Contrastive Learning of Structured World Models

28 Nov 2019

Introduction

The paper introduces Contrastively-trained Structured World Models (C-SWMs).
These models use a contrastive approach for learning representations in environments with compositional structure.
Link to the paper
Link to the code.

The training data is in the form of an experience buffer $B = \{(s_t, a_t, s_{t+1})\}_{t=1}^T$ of state transition tuples.
The goal is to learn:
- an encoder $E$ that maps the observed states $s_t$ (pixel state observations) to latent state $z_t$.
- a transition model $T$ that predicts the dynamics in the hidden state.
The model defines the enegry of a tuple $(s_t, a_t, s_{t+1})$ as $H = d(z_t + T(z_t, a_t), z_{t+1})$.
The model has an inductive bias for modeling the effect of action as translation in the abstract state space.
An extra hinge-loss term is added: $max(0, \gamma - d(z^{~}_{t}, z_{t+1}))$ where $z^{~}_{t} = E(s^{~}_{t})$ is a corrputed latent state corresponding to a randomly sampled state $s^{~}_{t}$.

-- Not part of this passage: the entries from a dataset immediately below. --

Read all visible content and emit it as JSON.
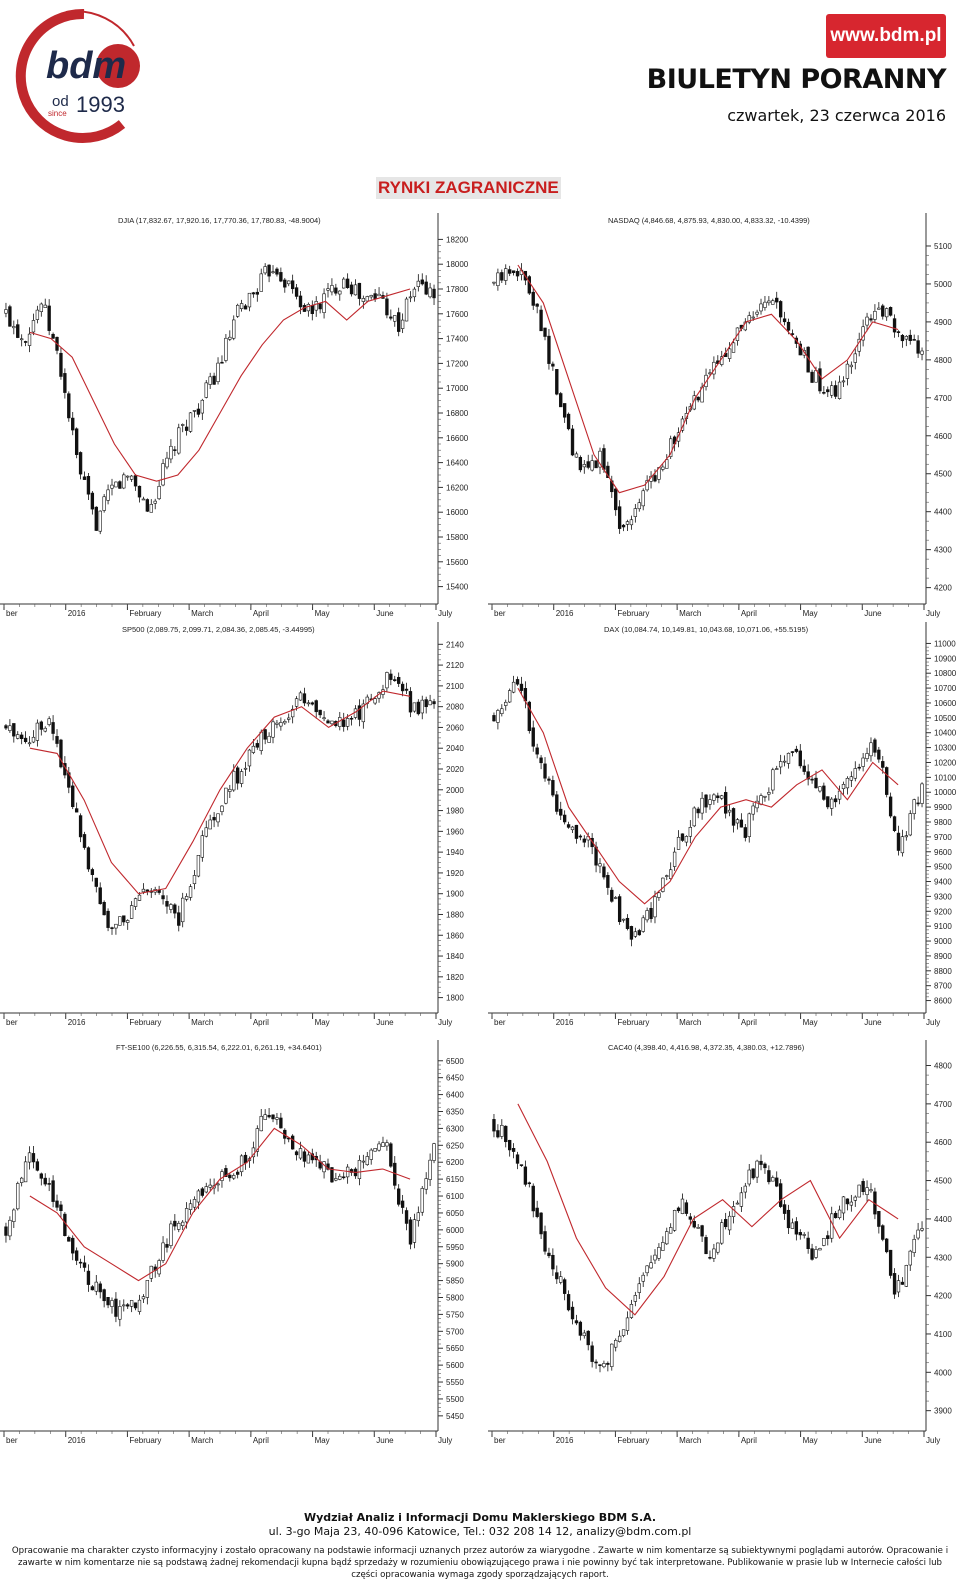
{
  "header": {
    "logo_brand": "bdm",
    "logo_od": "od",
    "logo_since": "since",
    "logo_year": "1993",
    "url": "www.bdm.pl",
    "title": "BIULETYN PORANNY",
    "date": "czwartek, 23 czerwca 2016",
    "accent_color": "#d7262f"
  },
  "section_title": "RYNKI ZAGRANICZNE",
  "footer": {
    "line1": "Wydział Analiz i Informacji Domu Maklerskiego BDM  S.A.",
    "line2": "ul. 3-go Maja 23, 40-096 Katowice, Tel.: 032 208 14 12, analizy@bdm.com.pl",
    "disclaimer": "Opracowanie  ma charakter czysto informacyjny i zostało opracowany na podstawie informacji uznanych przez autorów za wiarygodne . Zawarte w nim komentarze są subiektywnymi poglądami autorów. Opracowanie i zawarte w nim komentarze nie są podstawą żadnej rekomendacji kupna bądź sprzedaży w rozumieniu obowiązującego prawa i nie powinny być tak interpretowane. Publikowanie w prasie lub w Internecie całości lub części opracowania wymaga zgody sporządzających raport."
  },
  "chart_data": [
    {
      "type": "candlestick",
      "title": "DJIA (17,832.67, 17,920.16, 17,770.36, 17,780.83, -48.9004)",
      "x_labels": [
        "ber",
        "2016",
        "February",
        "March",
        "April",
        "May",
        "June",
        "July"
      ],
      "y_ticks": [
        15400,
        15600,
        15800,
        16000,
        16200,
        16400,
        16600,
        16800,
        17000,
        17200,
        17400,
        17600,
        17800,
        18000,
        18200
      ],
      "ylim": [
        15300,
        18300
      ],
      "series": [
        {
          "name": "close",
          "values": [
            17600,
            17400,
            17700,
            17200,
            16400,
            15900,
            16200,
            16300,
            16000,
            16400,
            16700,
            16900,
            17200,
            17600,
            17800,
            18000,
            17800,
            17600,
            17750,
            17900,
            17700,
            17750,
            17500,
            17850,
            17750
          ]
        },
        {
          "name": "moving average",
          "values": [
            17450,
            17400,
            17250,
            16900,
            16550,
            16300,
            16250,
            16300,
            16500,
            16800,
            17100,
            17350,
            17550,
            17650,
            17700,
            17550,
            17700,
            17750,
            17800
          ]
        }
      ],
      "ma_color": "#c0282d"
    },
    {
      "type": "candlestick",
      "title": "NASDAQ (4,846.68, 4,875.93, 4,830.00, 4,833.32, -10.4399)",
      "x_labels": [
        "ber",
        "2016",
        "February",
        "March",
        "April",
        "May",
        "June",
        "July"
      ],
      "y_ticks": [
        4200,
        4300,
        4400,
        4500,
        4600,
        4700,
        4800,
        4900,
        5000,
        5100
      ],
      "ylim": [
        4170,
        5150
      ],
      "series": [
        {
          "name": "close",
          "values": [
            5000,
            5050,
            4950,
            4700,
            4500,
            4550,
            4350,
            4450,
            4550,
            4650,
            4750,
            4850,
            4900,
            4950,
            4850,
            4750,
            4700,
            4850,
            4950,
            4850,
            4830
          ]
        },
        {
          "name": "moving average",
          "values": [
            5050,
            4950,
            4750,
            4550,
            4450,
            4470,
            4550,
            4700,
            4800,
            4900,
            4920,
            4850,
            4750,
            4800,
            4900,
            4880
          ]
        }
      ],
      "ma_color": "#c0282d"
    },
    {
      "type": "candlestick",
      "title": "SP500 (2,089.75, 2,099.71, 2,084.36, 2,085.45, -3.44995)",
      "x_labels": [
        "ber",
        "2016",
        "February",
        "March",
        "April",
        "May",
        "June",
        "July"
      ],
      "y_ticks": [
        1800,
        1820,
        1840,
        1860,
        1880,
        1900,
        1920,
        1940,
        1960,
        1980,
        2000,
        2020,
        2040,
        2060,
        2080,
        2100,
        2120,
        2140
      ],
      "ylim": [
        1790,
        2148
      ],
      "series": [
        {
          "name": "close",
          "values": [
            2060,
            2050,
            2070,
            2000,
            1920,
            1860,
            1890,
            1910,
            1870,
            1940,
            1990,
            2020,
            2050,
            2070,
            2090,
            2070,
            2060,
            2090,
            2110,
            2080,
            2085
          ]
        },
        {
          "name": "moving average",
          "values": [
            2040,
            2035,
            1990,
            1930,
            1900,
            1905,
            1950,
            2000,
            2040,
            2070,
            2080,
            2060,
            2075,
            2095,
            2090
          ]
        }
      ],
      "ma_color": "#c0282d"
    },
    {
      "type": "candlestick",
      "title": "DAX (10,084.74, 10,149.81, 10,043.68, 10,071.06, +55.5195)",
      "x_labels": [
        "ber",
        "2016",
        "February",
        "March",
        "April",
        "May",
        "June",
        "July"
      ],
      "y_ticks": [
        8600,
        8700,
        8800,
        8900,
        9000,
        9100,
        9200,
        9300,
        9400,
        9500,
        9600,
        9700,
        9800,
        9900,
        10000,
        10100,
        10200,
        10300,
        10400,
        10500,
        10600,
        10700,
        10800,
        10900,
        11000
      ],
      "ylim": [
        8550,
        11050
      ],
      "series": [
        {
          "name": "close",
          "values": [
            10500,
            10800,
            10200,
            9800,
            9700,
            9400,
            9000,
            9200,
            9600,
            9900,
            10000,
            9700,
            10000,
            10300,
            10100,
            9900,
            10200,
            10300,
            9600,
            10071
          ]
        },
        {
          "name": "moving average",
          "values": [
            10700,
            10400,
            9900,
            9650,
            9400,
            9250,
            9400,
            9700,
            9900,
            9950,
            9900,
            10050,
            10150,
            9950,
            10200,
            10050
          ]
        }
      ],
      "ma_color": "#c0282d"
    },
    {
      "type": "candlestick",
      "title": "FT-SE100 (6,226.55, 6,315.54, 6,222.01, 6,261.19, +34.6401)",
      "x_labels": [
        "ber",
        "2016",
        "February",
        "March",
        "April",
        "May",
        "June",
        "July"
      ],
      "y_ticks": [
        5450,
        5500,
        5550,
        5600,
        5650,
        5700,
        5750,
        5800,
        5850,
        5900,
        5950,
        6000,
        6050,
        6100,
        6150,
        6200,
        6250,
        6300,
        6350,
        6400,
        6450,
        6500
      ],
      "ylim": [
        5420,
        6520
      ],
      "series": [
        {
          "name": "close",
          "values": [
            6000,
            6250,
            6100,
            5900,
            5800,
            5750,
            5850,
            6000,
            6100,
            6150,
            6200,
            6350,
            6250,
            6200,
            6150,
            6200,
            6250,
            5950,
            6261
          ]
        },
        {
          "name": "moving average",
          "values": [
            6100,
            6050,
            5950,
            5900,
            5850,
            5900,
            6050,
            6150,
            6200,
            6300,
            6250,
            6180,
            6170,
            6180,
            6150
          ]
        }
      ],
      "ma_color": "#c0282d"
    },
    {
      "type": "candlestick",
      "title": "CAC40 (4,398.40, 4,416.98, 4,372.35, 4,380.03, +12.7896)",
      "x_labels": [
        "ber",
        "2016",
        "February",
        "March",
        "April",
        "May",
        "June",
        "July"
      ],
      "y_ticks": [
        3900,
        4000,
        4100,
        4200,
        4300,
        4400,
        4500,
        4600,
        4700,
        4800
      ],
      "ylim": [
        3860,
        4830
      ],
      "series": [
        {
          "name": "close",
          "values": [
            4650,
            4550,
            4300,
            4150,
            4000,
            4150,
            4300,
            4450,
            4300,
            4450,
            4550,
            4400,
            4300,
            4450,
            4500,
            4200,
            4380
          ]
        },
        {
          "name": "moving average",
          "values": [
            4700,
            4550,
            4350,
            4220,
            4150,
            4250,
            4400,
            4450,
            4380,
            4450,
            4500,
            4350,
            4450,
            4400
          ]
        }
      ],
      "ma_color": "#c0282d"
    }
  ]
}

The goal is to learn object-oriented representations where each state embedding is structured as a set of objects.
Assuming the number of object slots to be $K$, the latent space, and the action space can be factored into $K$ independent latent spaces ($Z_1 \times ... \times Z_K$) and action spaces ($A_1 \times ... \times A_k$) respectively.
There are K CNN-based object extractors and an MLP-based object encoder.
The actions are represented as one-hot vectors.
A fully connected graph is induced over K objects (representations) and the transition function is modeled as a Graph Neural Network (GNN) over this graph.
The transition function produces the change in the latent state representation of each object.
The factorization can be taken into account in the loss function by summing over the loss corresponding to each object.

Random policy is used to collect the training data.
Evaluation is performed in the latent space (no reconstruction in the pixel space) using ranking metrics. The observations (to compare against) are randomly sampled from the buffer.
Baselines - auto-encoder based World Models and Physics as Inverse Graphics model.

In the grid-world environments, C-SWM models the latent dynamics almost perfectly.
Removing either the state factorization or the GNN transition model hurts the performance.
C-SWM performs well on Atari as well but the results tend to have high variance.
The optimal values of $K$ should be obtained by hyperparameter tuning.
For the 3-body physics tasks, both the baselines and proposed models work quite well.
Interestingly, the paper has a section on limitations:
- The object extractor module can not disambiguate between multiple instances of the same object (in a scene).
- The current formulation of C-SWM can only be used with deterministic environments.